ECLI:NL:CRVB:2005:AT6276
Centrale Raad van Beroep
- Hoger beroep
- J. Janssen
- D.J. van der Vos
- G.J.H. Doornewaard
- Rechtspraak.nl
Hoger beroep tegen afwijzing tegemoetkomingen studiekosten
In deze zaak heeft appellante, wonende te [woonplaats], hoger beroep ingesteld tegen de uitspraak van de rechtbank Amsterdam van 1 december 2003, waarin de afwijzing van haar aanvragen om tegemoetkomingen in de studiekosten voor de studiejaren 1999-2000 en 2000-2001 door de hoofddirectie van de Informatie Beheer Groep werd bevestigd. Appellante had op 5 januari 2004 beroep aangetekend tegen deze uitspraak, na een eerdere afwijzing van haar aanvragen op 19 juli 2002. Tijdens de zitting op 8 april 2005 was appellante zelf aanwezig, terwijl gedaagde werd vertegenwoordigd door mr. K.F. Hofstee.
De Centrale Raad van Beroep heeft in zijn uitspraak van 20 mei 2005 geoordeeld dat gedaagde op goede gronden de aanvragen van appellante heeft afgewezen. De Raad heeft vastgesteld dat appellante niet buiten staat is geweest om tijdig de aanvragen in te dienen en dat er geen onbillijkheid van overwegende aard is die zou rechtvaardigen dat gedaagde de hardheidsclausule toepast. De Raad heeft de eerdere uitspraak van de rechtbank bevestigd en geen termen aanwezig geacht voor een proceskostenveroordeling.

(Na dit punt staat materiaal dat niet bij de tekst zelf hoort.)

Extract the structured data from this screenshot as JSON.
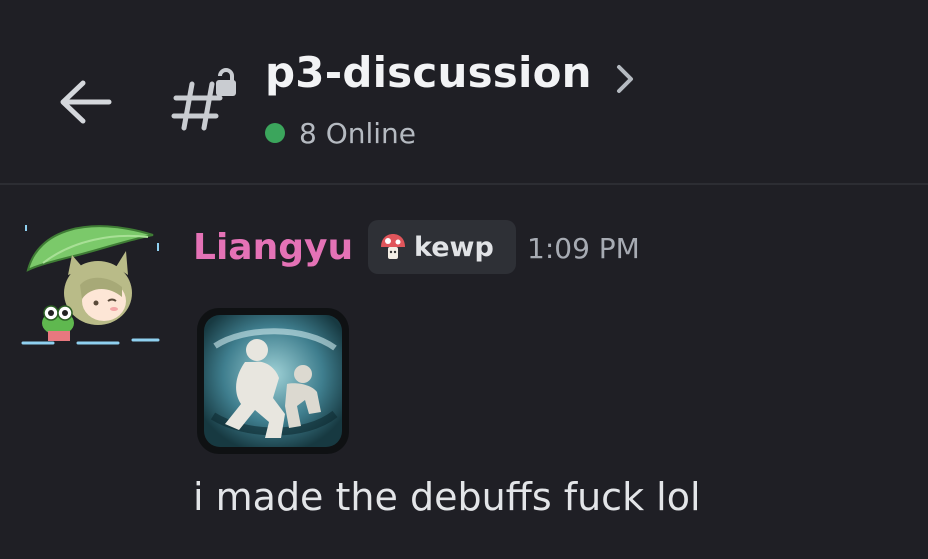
{
  "header": {
    "channel_name": "p3-discussion",
    "online_count": "8 Online",
    "status_color": "#3ba55c",
    "icons": [
      "back-arrow-icon",
      "locked-channel-hash-icon",
      "chevron-right-icon"
    ]
  },
  "message": {
    "author": "Liangyu",
    "author_color": "#e472b6",
    "tag_label": "kewp",
    "tag_icon": "mushroom-icon",
    "timestamp": "1:09 PM",
    "attachment": "emoji-image-debuff-icon",
    "text": "i made the debuffs fuck lol"
  }
}
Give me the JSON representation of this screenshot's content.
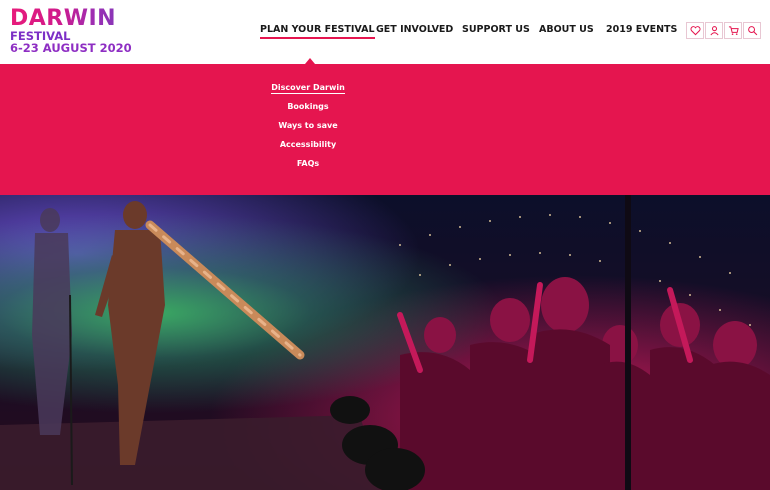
{
  "logo": {
    "word": "DARWIN",
    "sub": "FESTIVAL",
    "dates": "6-23 AUGUST 2020"
  },
  "nav": {
    "items": [
      {
        "label": "PLAN YOUR FESTIVAL",
        "active": true
      },
      {
        "label": "GET INVOLVED"
      },
      {
        "label": "SUPPORT US"
      },
      {
        "label": "ABOUT US"
      },
      {
        "label": "2019 EVENTS"
      }
    ]
  },
  "icons": [
    "heart-icon",
    "user-icon",
    "cart-icon",
    "search-icon"
  ],
  "dropdown": {
    "items": [
      {
        "label": "Discover Darwin",
        "active": true
      },
      {
        "label": "Bookings"
      },
      {
        "label": "Ways to save"
      },
      {
        "label": "Accessibility"
      },
      {
        "label": "FAQs"
      }
    ]
  },
  "colors": {
    "accent": "#e5154f",
    "logo_purple": "#7c2fc6",
    "text": "#1a1a1a"
  }
}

De Raad heeft verder overwogen dat de door appellante overgelegde verklaring van haar huisarts, die een moeilijke periode voor haar gezin beschrijft, niet voldoende is om aan te tonen dat zij niet in staat was om tijdig de aanvragen in te dienen. Ook zijn er geen ondubbelzinnige toezeggingen gedaan door gedaagde over de indieningstermijnen, en de overschrijding van de termijn kan niet leiden tot afwijking van de dwingendrechtelijke regels van de Wet tegemoetkoming studiekosten (WTS).